How does Python's cmp_to_key function work?
I came across this function here.
I am baffled as to how this would be implemented -- how does the key
function generated by cmp_to_key
know what "position" a given element should be without checking how the given element compares with every other element of interest?
Solution 1:
The cmp_to_key
method returns a special object that acts as a surrogate key:
class K(object):
__slots__ = ['obj']
def __init__(self, obj, *args):
self.obj = obj
def __lt__(self, other):
return mycmp(self.obj, other.obj) < 0
def __gt__(self, other):
return mycmp(self.obj, other.obj) > 0
def __eq__(self, other):
return mycmp(self.obj, other.obj) == 0
def __le__(self, other):
return mycmp(self.obj, other.obj) <= 0
def __ge__(self, other):
return mycmp(self.obj, other.obj) >= 0
def __ne__(self, other):
return mycmp(self.obj, other.obj) != 0
def __hash__(self):
raise TypeError('hash not implemented')
When sorting, each key will get compared to most other keys in the sequence. Is this element at position 0 lower than or greater than that other object?

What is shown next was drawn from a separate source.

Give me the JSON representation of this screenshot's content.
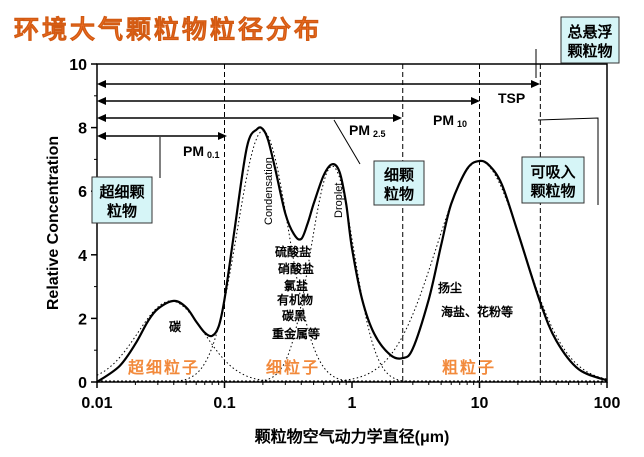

Whenever that happens, the special method hooks are invoked, so __lt__
or __gt__
is called, which the surrogate key turns into a call to the cmp
method instead.
So the list [1, 2, 3]
is sorted as [K(1), K(2), K(3)]
, and if, say, K(1)
is compared with K(2)
to see if K(1)
is lower, then K(1).__lt__(K(2))
is called, which is translated to mycmp(1, 2) < 0
.
This is how the old cmp
method was working anyway; return -1, 0 or 1 depending on wether the first argument is lower than, equal to or greater than the second argument. The surrogate key translates those numbers back to boolean values for the comparison operators.
At no point does the surrogate key need to know anything about absolute positions. It only needs to know about one other object it is being compared with, and the special method hooks provide that other object.